And they were blaming me.

I thought,
I’ve got to get out. These people are going to kill me.

I scrambled around the bed. Where were my clothes?

‘Come on, Kim, you know you can’t get up yet.’

The woman’s tone wasn’t that of a stranger. I stared at her for what seemed like ages, waiting for a jigsaw piece to drop into place. Nothing came. I didn’t know her.

But she seemed to know me.

‘Are you ready to talk this time?’ she asked.

‘Talk about what?’ I spluttered, chest sore as hell.

‘Well, for a start, about why you did it this time? You know I can’t help you if you don’t tell me what’s wrong.’

I shrugged. Whoever this woman was, she was acting as though we knew each other. Usually I’d go along with it but as far as I was concerned, being treated like a medical experiment changed the rules.

‘Do I know you?’ I asked quietly.

‘Oh, Kim,’ she sighed. ‘What are we going to do with you?’

I didn’t reply. The woman came closer. She looked like she was considering her next words. Eventually she said, ‘Okay, have it your way.
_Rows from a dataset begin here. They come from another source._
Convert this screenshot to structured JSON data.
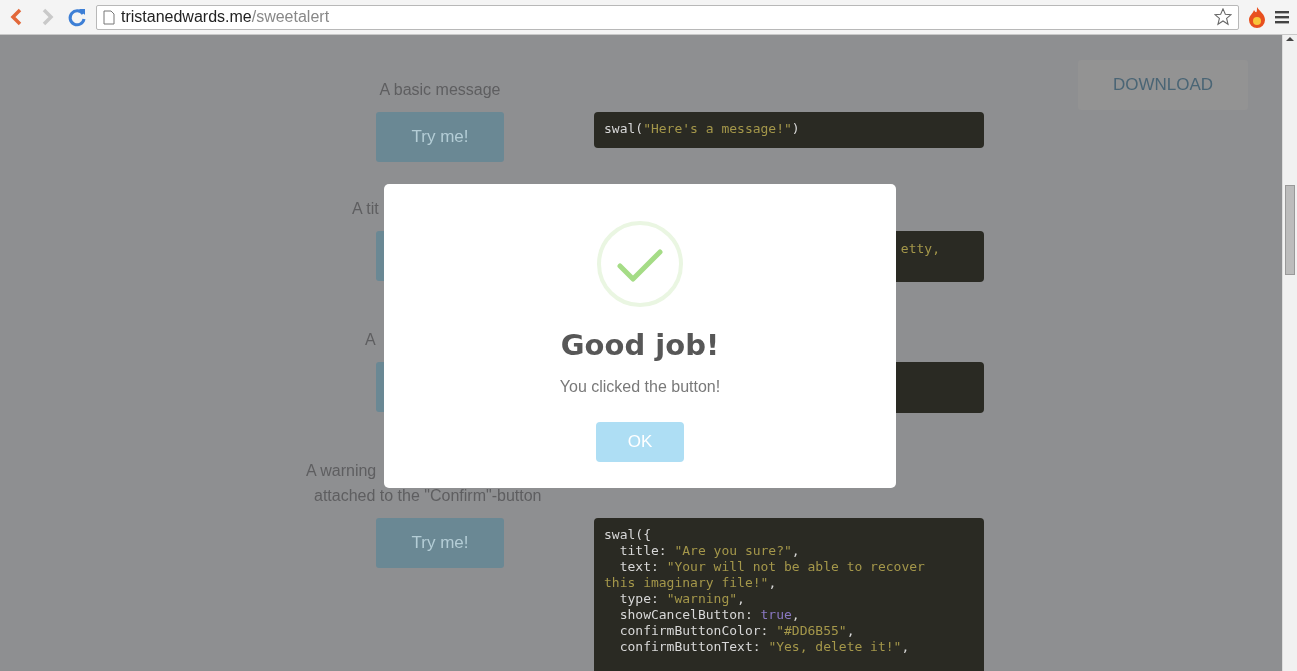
{
  "browser": {
    "url_host": "tristanedwards.me",
    "url_path": "/sweetalert"
  },
  "page": {
    "download": "DOWNLOAD",
    "examples": [
      {
        "label_lines": [
          "A basic message"
        ],
        "button": "Try me!",
        "code_lines": [
          [
            {
              "kind": "plain",
              "text": "swal("
            },
            {
              "kind": "string",
              "text": "\"Here's a message!\""
            },
            {
              "kind": "plain",
              "text": ")"
            }
          ]
        ]
      },
      {
        "label_lines": [
          "A tit"
        ],
        "code_text": "etty,"
      },
      {
        "label_lines": [
          "A"
        ]
      },
      {
        "label_lines": [
          "A warning",
          "attached to the \"Confirm\"-button"
        ],
        "button": "Try me!",
        "code_lines": [
          [
            {
              "kind": "plain",
              "text": "swal({"
            }
          ],
          [
            {
              "kind": "plain",
              "text": "  title: "
            },
            {
              "kind": "string",
              "text": "\"Are you sure?\""
            },
            {
              "kind": "plain",
              "text": ","
            }
          ],
          [
            {
              "kind": "plain",
              "text": "  text: "
            },
            {
              "kind": "string",
              "text": "\"Your will not be able to recover"
            }
          ],
          [
            {
              "kind": "string",
              "text": "this imaginary file!\""
            },
            {
              "kind": "plain",
              "text": ","
            }
          ],
          [
            {
              "kind": "plain",
              "text": "  type: "
            },
            {
              "kind": "string",
              "text": "\"warning\""
            },
            {
              "kind": "plain",
              "text": ","
            }
          ],
          [
            {
              "kind": "plain",
              "text": "  showCancelButton: "
            },
            {
              "kind": "keyword",
              "text": "true"
            },
            {
              "kind": "plain",
              "text": ","
            }
          ],
          [
            {
              "kind": "plain",
              "text": "  confirmButtonColor: "
            },
            {
              "kind": "string",
              "text": "\"#DD6B55\""
            },
            {
              "kind": "plain",
              "text": ","
            }
          ],
          [
            {
              "kind": "plain",
              "text": "  confirmButtonText: "
            },
            {
              "kind": "string",
              "text": "\"Yes, delete it!\""
            },
            {
              "kind": "plain",
              "text": ","
            }
          ]
        ]
      }
    ]
  },
  "dialog": {
    "title": "Good job!",
    "text": "You clicked the button!",
    "button": "OK"
  }
}
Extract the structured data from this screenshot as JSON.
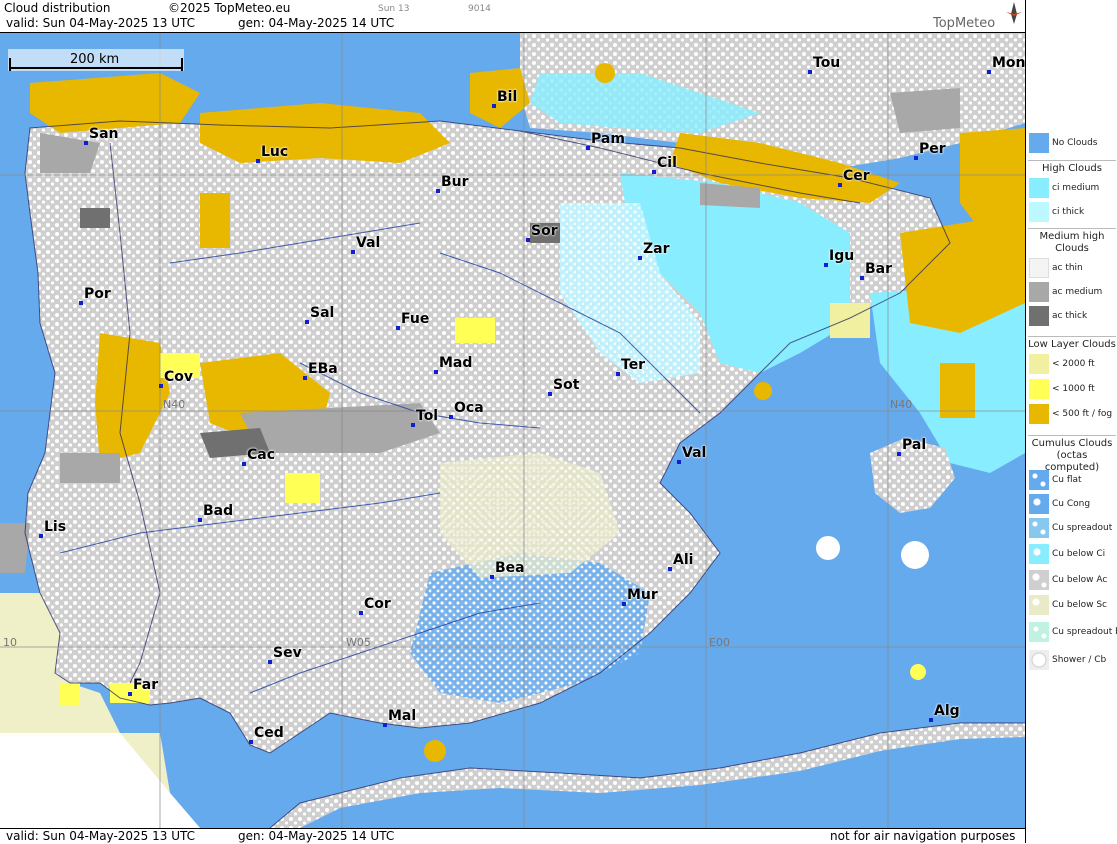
{
  "header": {
    "title": "Cloud distribution",
    "copyright": "©2025 TopMeteo.eu",
    "valid": "valid:  Sun  04-May-2025  13 UTC",
    "gen": "gen: 04-May-2025 14 UTC",
    "day_label": "Sun 13",
    "code": "9014",
    "brand": "TopMeteo"
  },
  "footer": {
    "valid": "valid:  Sun  04-May-2025  13 UTC",
    "gen": "gen: 04-May-2025 14 UTC",
    "disclaimer": "not for air navigation purposes"
  },
  "map": {
    "scale_label": "200 km",
    "grid_labels": [
      "N40",
      "N40",
      "W05",
      "E00",
      "10"
    ],
    "colors": {
      "no_clouds": "#66aaee",
      "ci_medium": "#88eeff",
      "ci_thick": "#bbf8ff",
      "low_2000": "#f0f0a0",
      "low_1000": "#ffff55",
      "low_500": "#e8b800",
      "ac_medium": "#a8a8a8",
      "ac_thick": "#707070"
    },
    "cities": [
      {
        "name": "San"
      },
      {
        "name": "Luc"
      },
      {
        "name": "Bil"
      },
      {
        "name": "Pam"
      },
      {
        "name": "Tou"
      },
      {
        "name": "Mon"
      },
      {
        "name": "Per"
      },
      {
        "name": "Cil"
      },
      {
        "name": "Bur"
      },
      {
        "name": "Cer"
      },
      {
        "name": "Sor"
      },
      {
        "name": "Val"
      },
      {
        "name": "Zar"
      },
      {
        "name": "Igu"
      },
      {
        "name": "Bar"
      },
      {
        "name": "Por"
      },
      {
        "name": "Sal"
      },
      {
        "name": "Fue"
      },
      {
        "name": "Mad"
      },
      {
        "name": "Cov"
      },
      {
        "name": "EBa"
      },
      {
        "name": "Sot"
      },
      {
        "name": "Ter"
      },
      {
        "name": "Tol"
      },
      {
        "name": "Oca"
      },
      {
        "name": "Pal"
      },
      {
        "name": "Cac"
      },
      {
        "name": "Val"
      },
      {
        "name": "Bad"
      },
      {
        "name": "Lis"
      },
      {
        "name": "Bea"
      },
      {
        "name": "Ali"
      },
      {
        "name": "Cor"
      },
      {
        "name": "Mur"
      },
      {
        "name": "Sev"
      },
      {
        "name": "Far"
      },
      {
        "name": "Alg"
      },
      {
        "name": "Mal"
      },
      {
        "name": "Ced"
      }
    ]
  },
  "legend": {
    "items": [
      {
        "type": "item",
        "label": "No Clouds",
        "icon": "no-clouds-swatch"
      },
      {
        "type": "head",
        "label": "High Clouds"
      },
      {
        "type": "item",
        "label": "ci medium",
        "icon": "ci-medium-swatch"
      },
      {
        "type": "item",
        "label": "ci thick",
        "icon": "ci-thick-swatch"
      },
      {
        "type": "head",
        "label": "Medium high Clouds"
      },
      {
        "type": "item",
        "label": "ac thin",
        "icon": "ac-thin-swatch"
      },
      {
        "type": "item",
        "label": "ac medium",
        "icon": "ac-medium-swatch"
      },
      {
        "type": "item",
        "label": "ac thick",
        "icon": "ac-thick-swatch"
      },
      {
        "type": "head",
        "label": "Low Layer Clouds"
      },
      {
        "type": "item",
        "label": "< 2000 ft",
        "icon": "low-2000-swatch"
      },
      {
        "type": "item",
        "label": "< 1000 ft",
        "icon": "low-1000-swatch"
      },
      {
        "type": "item",
        "label": "< 500 ft / fog",
        "icon": "low-500-swatch"
      },
      {
        "type": "head",
        "label": "Cumulus Clouds (octas computed)"
      },
      {
        "type": "item",
        "label": "Cu flat",
        "icon": "cu-flat-swatch"
      },
      {
        "type": "item",
        "label": "Cu Cong",
        "icon": "cu-cong-swatch"
      },
      {
        "type": "item",
        "label": "Cu spreadout",
        "icon": "cu-spreadout-swatch"
      },
      {
        "type": "item",
        "label": "Cu below Ci",
        "icon": "cu-below-ci-swatch"
      },
      {
        "type": "item",
        "label": "Cu below Ac",
        "icon": "cu-below-ac-swatch"
      },
      {
        "type": "item",
        "label": "Cu below Sc",
        "icon": "cu-below-sc-swatch"
      },
      {
        "type": "item",
        "label": "Cu spreadout below Ci",
        "icon": "cu-spreadout-below-ci-swatch"
      },
      {
        "type": "item",
        "label": "Shower / Cb",
        "icon": "shower-cb-swatch"
      }
    ]
  }
}
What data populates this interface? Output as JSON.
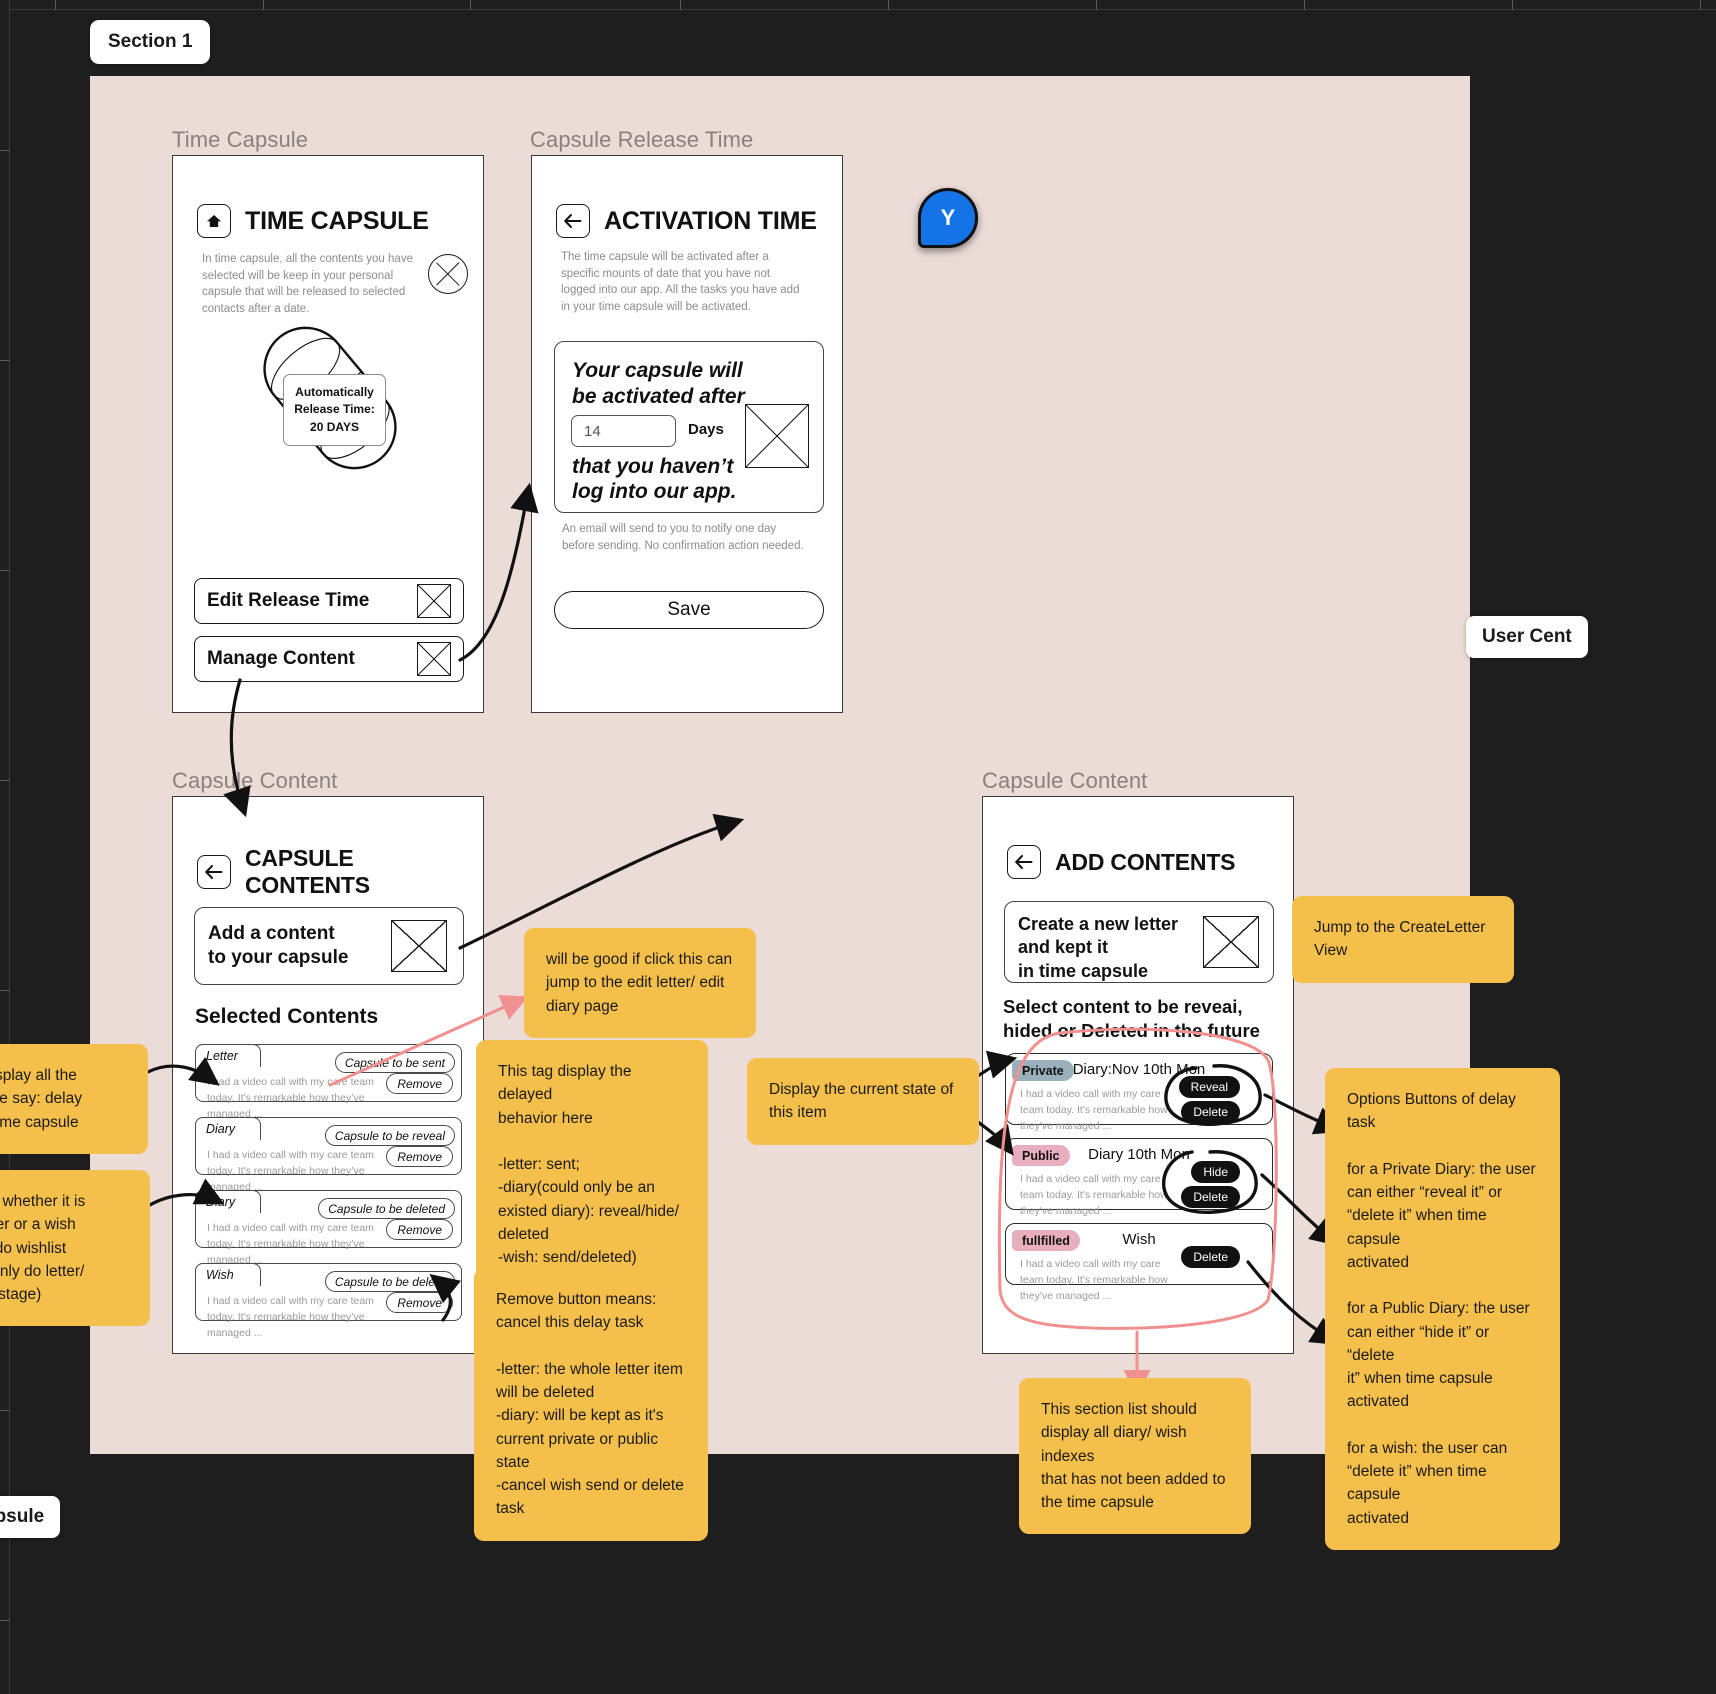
{
  "canvas": {
    "frame_label": "Section 1",
    "user_center_chip": "User Cent",
    "capsule_chip": "apsule",
    "cursor_initial": "Y",
    "cursor_color": "#1473e6",
    "frame_bg": "#ecdcd8",
    "note_color": "#f5bf4b"
  },
  "sections": {
    "time_capsule": "Time Capsule",
    "capsule_release_time": "Capsule Release Time",
    "capsule_content_left": "Capsule Content",
    "capsule_content_right": "Capsule Content"
  },
  "time_capsule_screen": {
    "home_icon": "home-icon",
    "title": "TIME CAPSULE",
    "description": "In time capsule, all the contents you have selected will be keep in your personal capsule that will be released to selected contacts after a date.",
    "close_icon": "circle-x-icon",
    "capsule_note_line1": "Automatically",
    "capsule_note_line2": "Release Time:",
    "capsule_note_line3": "20 DAYS",
    "buttons": [
      {
        "label": "Edit Release Time",
        "icon": "x-box-icon"
      },
      {
        "label": "Manage Content",
        "icon": "x-box-icon"
      }
    ]
  },
  "activation_screen": {
    "back_icon": "arrow-left-icon",
    "title": "ACTIVATION TIME",
    "description": "The time capsule will be activated after a specific mounts of date that you have not logged into our app. All the tasks you have add in your time capsule will be activated.",
    "card_line1": "Your capsule will",
    "card_line2": "be activated after",
    "days_value": "14",
    "days_label": "Days",
    "card_icon": "x-box-icon",
    "card_line3": "that you haven’t",
    "card_line4": "log into our app.",
    "footnote": "An email will send to you to notify one day before sending. No confirmation action needed.",
    "save_label": "Save"
  },
  "capsule_contents_screen": {
    "back_icon": "arrow-left-icon",
    "title": "CAPSULE CONTENTS",
    "add_card_line1": "Add a content",
    "add_card_line2": "to your capsule",
    "add_card_icon": "x-box-icon",
    "list_heading": "Selected Contents",
    "items": [
      {
        "type": "Letter",
        "tag": "Capsule to be sent",
        "body": "I had a video call with my care team today. It's remarkable how they’ve managed ...",
        "action": "Remove"
      },
      {
        "type": "Diary",
        "tag": "Capsule to be reveal",
        "body": "I had a video call with my care team today. It's remarkable how they’ve managed ...",
        "action": "Remove"
      },
      {
        "type": "Diary",
        "tag": "Capsule to be deleted",
        "body": "I had a video call with my care team today. It's remarkable how they’ve managed ...",
        "action": "Remove"
      },
      {
        "type": "Wish",
        "tag": "Capsule to be delete",
        "body": "I had a video call with my care team today. It's remarkable how they’ve managed ...",
        "action": "Remove"
      }
    ]
  },
  "add_contents_screen": {
    "back_icon": "arrow-left-icon",
    "title": "ADD CONTENTS",
    "create_card_line1": "Create a new letter",
    "create_card_line2": "and kept it",
    "create_card_line3": "in time capsule",
    "create_card_icon": "x-box-icon",
    "select_heading_line1": "Select content to be reveai,",
    "select_heading_line2": "hided or Deleted in the future",
    "items": [
      {
        "badge": "Private",
        "badge_color": "#9bb0bd",
        "title": "Diary:Nov 10th Mon",
        "body": "I had a video call with my care team today. It's remarkable how they've managed ...",
        "actions": [
          "Reveal",
          "Delete"
        ]
      },
      {
        "badge": "Public",
        "badge_color": "#e8aebd",
        "title": "Diary 10th Mon",
        "body": "I had a video call with my care team today. It's remarkable how they've managed ...",
        "actions": [
          "Hide",
          "Delete"
        ]
      },
      {
        "badge": "fullfilled",
        "badge_color": "#e8aebd",
        "title": "Wish",
        "body": "I had a video call with my care team today. It's remarkable how they've managed ...",
        "actions": [
          "Delete"
        ]
      }
    ]
  },
  "notes": {
    "left_display_all": "e display all the\nor we say: delay\nne time capsule",
    "left_display_whether": "splay whether it is\na letter or a wish\nf we do wishlist\ncan only do letter/\nrrent stage)",
    "click_edit": "will be good if click this can\njump to the edit letter/ edit\ndiary page",
    "tag_behavior": "This tag display the delayed\nbehavior here\n\n-letter: sent;\n-diary(could only be an\nexisted diary): reveal/hide/\ndeleted\n-wish: send/deleted)",
    "remove_meaning": "Remove button means:\ncancel this delay task\n\n-letter: the whole letter item\nwill be deleted\n-diary: will be kept as it's\ncurrent private or public state\n-cancel wish send or delete\ntask",
    "current_state": "Display the current state of\nthis item",
    "jump_create_letter": "Jump to the CreateLetter\nView",
    "options_buttons": "Options Buttons of delay task\n\nfor a Private Diary: the user\ncan either “reveal it” or\n“delete it” when time capsule\nactivated\n\nfor a Public Diary: the user\ncan either “hide it” or “delete\nit” when time capsule\nactivated\n\nfor a wish: the user can\n“delete it” when time capsule\nactivated",
    "section_list": "This section list should\ndisplay all diary/ wish indexes\nthat has not been added to\nthe time capsule"
  }
}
I’m Dr Picton-Jones, your psychiatrist, as you well know.’

Psychiatrist?

‘I’m the person charged with finding out what’s driving your behaviour,’ she continued, ‘and trying to keep you out of the asylum.’

Asylum?

‘What – like nuthouse?’

I completely forgot the pain in my chest. Panic overwhelmed me and I felt myself actually break out in sweat. I swear I could hear my heart pounding double-time. Asylum? This was all getting out of hand.

‘Look, I don’t know why you’re keeping me here. I need to go home.’

‘Of course you do,’ the doctor smiled, ‘and believe me, there’s nothing more I would like to see than you go home – and stay there. But you seem to enjoy coming back here, don’t you? So, do you want to tell me why?’

Glaring at her, I shook my head. This doctor’s nice words didn’t count for anything. She was still telling the same lies as the rest of them.

They must have drugged me in the hospital. I don’t remember Dr Picton-Jones leaving. The next thing I recall is Mum being there.

‘Look,’ she said firmly, ‘the doctors here want to have you sectioned. Do you know what that means?’

‘No.’

‘It means they lock you up in the loony bin and throw away the key.’

‘Why would they do that to me?’

Mum didn’t know whether to laugh or shout. In the end she did a bit of both. ‘Why do you think? To stop you trying any more of this nonsense again!’

‘What nonsense?’ I yelled. ‘Why won’t anyone tell me?’

Mum’s smile faded. Suddenly she looked like she was going to cry. I really didn’t want to see that.

‘I just want to come home,’ I said quietly.

Mum nodded but she still seemed sad. She explained that Dr Picton-Jones was fighting for my rights in the hospital. Standard procedure was to have me packed off to somewhere like Warlingham Park, a scary-sounding Victorian mental institution. The doctor was doing everything she could to keep me out of there. ‘It’s no place for a child,’ she said.

There were two ways of keeping me out of there, Mum went on. One was to not try to hurt myself again.

‘Do you think you can manage that?’

I felt like screaming again. ‘Of course I can! Who would want to hurt themselves? The only people hurting me are the doctors in this place!’

Mum sighed as she pulled on her coat to leave. She seemed resigned to events, I could tell that, even if I didn’t know what those events were.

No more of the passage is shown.